Olivia wsunęła mi palce we włosy i mocno za nie pociągnęła, efektem czego odchyliłem głowę do tyłu. Cała kuchnia zaczęła wirować, straciłem grunt pod nogami.
Pieprzyliśmy się mocno i intensywnie, zupełnie jakby jutro miało nie nadejść.
– Neil – dłoń Holm spoczęła na mojej szyi, a jej place powoli zaciskały się na krtani, odcinając mi dopływ tlenu. Ja jednak byłem tak blisko szczytu, że funkcję oddychania uznałem za całkowicie zbędną. – Kocham cię. Wróćcie do domu cali i zdrowi.
Napiąłem mięśnie, zastygłszy w bezruchu, gdy przez moje ciało przetoczyła się fala silnego orgazmu. Potrzebowałem kilku sekund, aby dojść do siebie. Olivia przeniosła rękę na moją klatkę piersiową, dzięki czemu wreszcie mogłem zachłysnąć się powietrzem.
– Ja też cię kocham – odpowiedziałem ochryple. – I nie martw się o nas. Wszystko będzie dobrze.
Wyciągnąłem penisa – uważnie pilnując, by po drodze nie zgubić gumki wypełnionej spermą – po czym starłem pot z czoła, wsunąłem dłonie pod pośladki Olivii i ustawiłem ją w pozycji, która dawała mi jeszcze lepszy dostęp do jej płonącej, wilgotnej kobiecości.
Holm zaskomlała, gdy mój kciuk zatopił się w jej wnętrzu i nakierowała na mnie swoje zamglone spojrzenie.

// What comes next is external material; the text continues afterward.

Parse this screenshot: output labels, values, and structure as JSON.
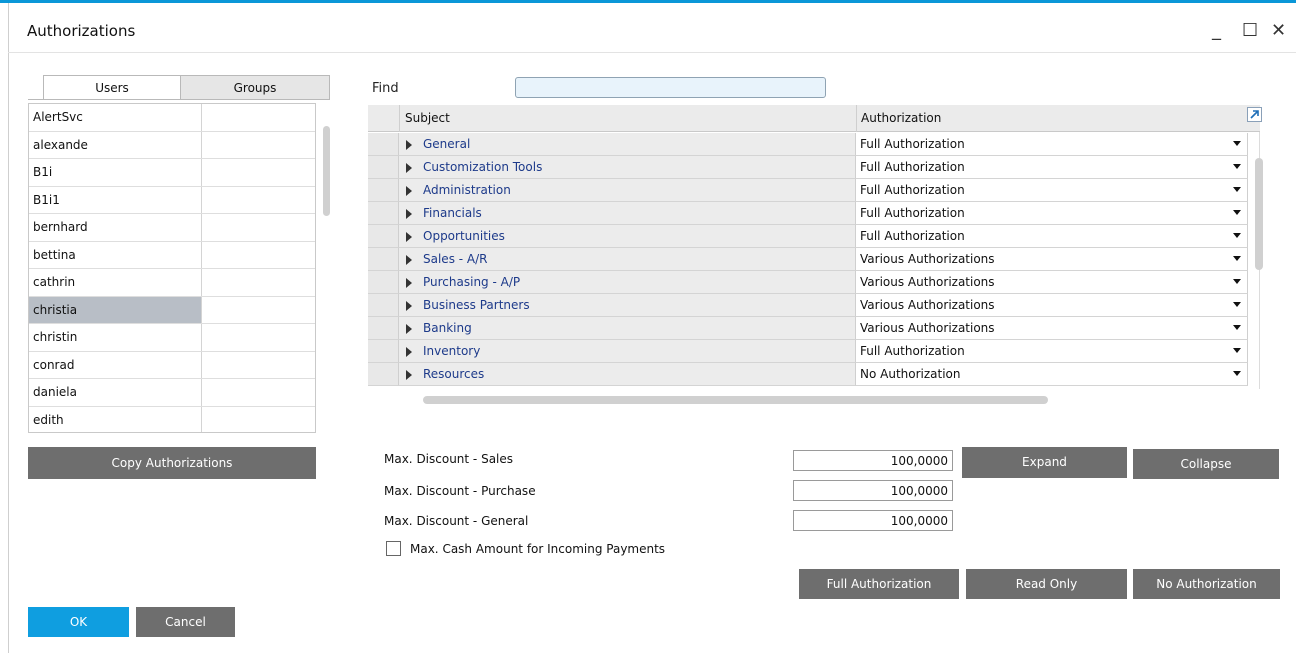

Następnie, tuż przed tym, jak szarpnął nią raptowny skurcz obłędnej przyjemności, wydukała z trudem:
– Obiecujesz?
– Obiecuję – skłamałem nieumyślnie.
Chociaż w sumie... Nie skłamałem. Raczej bezwiednie minąłem się z prawdą, bo przecież wróciliśmy do domu. Po prostu nie cali i nie zdrowi, a kurewsko skrzywdzeni.
Skrzywdzeni tak, jak jeszcze nigdy dotąd.
***
Oparłem dłoń o maskę auta Christiana, by ze śmiechu nie upaść na śnieg.
– Ojciec roku – skomentował równie rozbawiony Mason, nie odrywając wzroku od Collinsa, który właśnie szarpał się z fotelikiem dla noworodka.
– Alice ma termin porodu na marzec – bąknął pod nosem Christian. – Nie wiedziałem, że będziemy musieli jechać kogoś zabić, więc już wcześniej przygotowałem furę na nowego członka rodziny. Kurwa, jak to gówno się wyciąga, do jasnej cholery?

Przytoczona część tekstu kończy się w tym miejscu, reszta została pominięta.